Austria Pledges to Fit 1 Million Roofs With Solar By 2030

14 Jan 2020  by Emanuela Barbiroglio   
Austria’s new government has promised a 1 million photovoltaic roofing program as part of its plan to achieve climate neutrality by 2040. The country pledged to source all its electricity supply from renewable sources by 2030.

The new Austrian federal government, formed by the conservative Austrian People’s Party (ÖVP) in coalition with the ecologist Green Party and led by ÖVP’s Sebastian Kurz, has appointed a new ‘super ministry’ for climate and environmental protection as well as energy and infrastructure.

The roof programme for solar electricity is already fixed in the Governmental Agreement between the Green Party and ÖVP for 2020 to 2024.

“Photovoltaics in general and the 1 million roof programme in particular will add substantially to these goals in a world where mobility is to be switched to electric driving and also fossil heating systems have to be replaced speedily during the next decades,” the new climate protection minister, Leonore Gewessler from the Greens, told Forbes.com.

“The two political parties have the necessary majority in the National Council as the first and decisive chamber of Parliament. And, as today's inaugural discussions in Parliament have shown, this project has also political support by Neos (Liberal Party) and SPÖ (Social Democrats), so there should be a comfortable majority in favour of the necessary legal and financial decisions.”

Properties of any kind will be involved and a funding for photovoltaics on other buildings, such as car parking, will soon be added.

Gewessler added that, in the new Governmental Agreement, it has been possible to fix a 27 TWh additional energy production capacity from renewables until 2030. Out of these, 11 TWh are supposed to come from photovoltaics along a steady yearly path.

The decision is in line with the Solar4Buildings campaign, calling for photovoltaic panels to be installed on all new and renovated residential, commercial and industrial buildings in the EU. According to the association SolarPower Europe, more than 90% of European rooftops are currently unused. By fitting this space with solar, up to 7 million tonnes of CO2 can be saved each year and at least 680 TWh of renewable electricity produced.

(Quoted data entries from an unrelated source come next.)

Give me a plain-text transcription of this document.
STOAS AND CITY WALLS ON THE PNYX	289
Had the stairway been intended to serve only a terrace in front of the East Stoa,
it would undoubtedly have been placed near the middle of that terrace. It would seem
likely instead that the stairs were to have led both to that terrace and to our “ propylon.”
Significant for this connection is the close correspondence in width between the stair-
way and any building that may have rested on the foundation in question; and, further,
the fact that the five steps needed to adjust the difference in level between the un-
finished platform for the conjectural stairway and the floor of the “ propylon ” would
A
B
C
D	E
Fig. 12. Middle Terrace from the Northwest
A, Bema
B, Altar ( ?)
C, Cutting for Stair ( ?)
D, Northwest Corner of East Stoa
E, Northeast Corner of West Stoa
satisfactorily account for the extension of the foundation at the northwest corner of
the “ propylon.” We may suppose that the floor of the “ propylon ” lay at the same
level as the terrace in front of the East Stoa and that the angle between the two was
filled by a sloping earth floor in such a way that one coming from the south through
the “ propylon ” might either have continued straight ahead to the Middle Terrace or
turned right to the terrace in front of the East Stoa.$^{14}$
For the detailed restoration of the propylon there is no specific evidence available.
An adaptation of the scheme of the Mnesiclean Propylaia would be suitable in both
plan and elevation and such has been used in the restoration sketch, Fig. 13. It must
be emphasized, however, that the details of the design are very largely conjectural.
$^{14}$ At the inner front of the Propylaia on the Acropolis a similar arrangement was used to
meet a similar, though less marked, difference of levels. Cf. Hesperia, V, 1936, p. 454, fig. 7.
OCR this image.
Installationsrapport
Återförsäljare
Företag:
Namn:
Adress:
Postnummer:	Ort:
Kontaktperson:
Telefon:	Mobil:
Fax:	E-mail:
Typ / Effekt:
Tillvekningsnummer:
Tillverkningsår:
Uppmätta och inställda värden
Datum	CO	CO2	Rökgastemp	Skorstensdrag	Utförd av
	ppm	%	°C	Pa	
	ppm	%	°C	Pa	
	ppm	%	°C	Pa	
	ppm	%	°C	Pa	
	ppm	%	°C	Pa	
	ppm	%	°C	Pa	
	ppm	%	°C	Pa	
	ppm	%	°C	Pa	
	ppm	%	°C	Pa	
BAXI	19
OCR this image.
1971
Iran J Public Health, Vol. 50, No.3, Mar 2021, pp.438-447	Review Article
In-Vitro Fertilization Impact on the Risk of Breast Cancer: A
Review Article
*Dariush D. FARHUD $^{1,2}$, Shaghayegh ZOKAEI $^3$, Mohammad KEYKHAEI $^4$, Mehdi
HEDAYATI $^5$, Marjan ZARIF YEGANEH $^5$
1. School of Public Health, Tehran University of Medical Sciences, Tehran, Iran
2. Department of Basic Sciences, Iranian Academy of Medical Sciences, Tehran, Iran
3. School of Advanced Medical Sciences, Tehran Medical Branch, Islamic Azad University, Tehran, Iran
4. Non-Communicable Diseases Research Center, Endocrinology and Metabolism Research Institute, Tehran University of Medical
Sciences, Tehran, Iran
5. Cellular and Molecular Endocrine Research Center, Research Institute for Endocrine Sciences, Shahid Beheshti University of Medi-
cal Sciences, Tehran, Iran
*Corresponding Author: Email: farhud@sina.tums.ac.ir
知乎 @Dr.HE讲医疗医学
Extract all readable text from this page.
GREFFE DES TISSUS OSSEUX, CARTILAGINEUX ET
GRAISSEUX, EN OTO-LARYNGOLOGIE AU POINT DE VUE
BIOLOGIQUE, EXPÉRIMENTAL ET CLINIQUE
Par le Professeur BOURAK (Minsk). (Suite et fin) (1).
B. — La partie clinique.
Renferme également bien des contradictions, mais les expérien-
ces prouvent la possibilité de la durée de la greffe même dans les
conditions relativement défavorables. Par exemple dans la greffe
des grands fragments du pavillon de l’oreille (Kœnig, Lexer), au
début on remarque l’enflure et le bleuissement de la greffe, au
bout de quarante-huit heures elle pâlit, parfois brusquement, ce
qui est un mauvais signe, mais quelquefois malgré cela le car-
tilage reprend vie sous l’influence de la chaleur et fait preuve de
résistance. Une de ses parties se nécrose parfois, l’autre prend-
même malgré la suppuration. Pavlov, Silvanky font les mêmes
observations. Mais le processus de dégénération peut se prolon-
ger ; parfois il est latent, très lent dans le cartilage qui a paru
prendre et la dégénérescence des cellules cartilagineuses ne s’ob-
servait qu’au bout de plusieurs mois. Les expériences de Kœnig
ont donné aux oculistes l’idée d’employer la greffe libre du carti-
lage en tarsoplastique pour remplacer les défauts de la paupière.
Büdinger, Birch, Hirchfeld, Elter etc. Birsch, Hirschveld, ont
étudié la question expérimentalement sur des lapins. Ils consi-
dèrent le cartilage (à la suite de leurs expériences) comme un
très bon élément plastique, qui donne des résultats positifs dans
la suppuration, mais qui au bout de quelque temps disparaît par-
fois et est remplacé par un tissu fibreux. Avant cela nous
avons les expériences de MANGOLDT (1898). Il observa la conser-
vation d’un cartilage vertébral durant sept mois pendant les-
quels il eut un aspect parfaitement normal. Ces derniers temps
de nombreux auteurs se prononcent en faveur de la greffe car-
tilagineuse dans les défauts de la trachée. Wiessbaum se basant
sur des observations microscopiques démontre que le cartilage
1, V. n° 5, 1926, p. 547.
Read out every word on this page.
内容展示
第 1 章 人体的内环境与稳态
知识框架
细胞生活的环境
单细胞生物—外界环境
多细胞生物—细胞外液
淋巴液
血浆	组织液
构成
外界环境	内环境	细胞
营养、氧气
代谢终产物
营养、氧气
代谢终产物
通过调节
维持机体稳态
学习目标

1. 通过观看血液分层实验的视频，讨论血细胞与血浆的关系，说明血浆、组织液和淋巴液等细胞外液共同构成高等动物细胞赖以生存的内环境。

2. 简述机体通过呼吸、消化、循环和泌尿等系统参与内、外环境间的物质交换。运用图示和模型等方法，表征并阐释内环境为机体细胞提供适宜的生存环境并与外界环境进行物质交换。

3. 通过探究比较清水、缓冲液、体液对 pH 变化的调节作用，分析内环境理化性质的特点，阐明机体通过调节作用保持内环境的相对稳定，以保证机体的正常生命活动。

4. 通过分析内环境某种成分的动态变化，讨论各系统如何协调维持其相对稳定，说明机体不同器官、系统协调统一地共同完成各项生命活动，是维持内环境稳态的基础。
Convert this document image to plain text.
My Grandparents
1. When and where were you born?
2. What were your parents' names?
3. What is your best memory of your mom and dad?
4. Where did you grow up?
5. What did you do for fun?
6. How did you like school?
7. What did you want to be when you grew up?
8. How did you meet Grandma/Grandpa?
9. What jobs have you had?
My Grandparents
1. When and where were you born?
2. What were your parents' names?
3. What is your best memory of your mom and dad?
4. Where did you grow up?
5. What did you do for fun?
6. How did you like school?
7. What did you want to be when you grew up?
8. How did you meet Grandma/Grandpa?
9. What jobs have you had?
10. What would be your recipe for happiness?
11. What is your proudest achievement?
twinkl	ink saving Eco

Solar industry’s specialized media pv magazine Deutschland claims that the 1 million roof programme won’t be sufficient to meet the increasing demand for electricity and that important points, like the solar obligation, are still missing.

The Federal Association of Photovoltaic Austria (PVA), whose primary goal is to bring photovoltaics and electricity storage to market maturity, assumes that more power will be necessary. The managing director Vera Immitzer told pv magazine Deutschland that “even if the 1 million photovoltaic roof program represents a gratifying and substantial increase in the originally planned 100,000 roof program, it will still only be able to contribute about half to the actually required photovoltaic expansion”.

At the moment only 1.4 TWh are provided from renewable sources, covering 2.5% of Austrian energy demand. Greenpeace Austria believes that the government’s move will demand massive investments into solar power. “To stop the climate breakdown we must phase out fossil fuels and rebuild our economy solely on the basis of renewable energy,” Jasmin Duregger, Climate and Energy campaigner at Greenpeace CEE in Austria, told Forbes.com.

“The new goal is ambitious and presents challenges. First and foremost it requires solid and extended renewable energy legislation that provides the funding required, enough land space and rooftops to build the panels, as well as the support of house owners.”

The legislation also needs improvement. “Provided the government reaches the goal of 1 million solar roofs, it’s still not said that Austria will reach it’s 100% renewable power goal,” Duregger added.

“Energy demand is still rising. Only an effective energy-efficiency law can guarantee that we not only cover rising energy demand with solar power, but also replace and phase out fossil fuels.”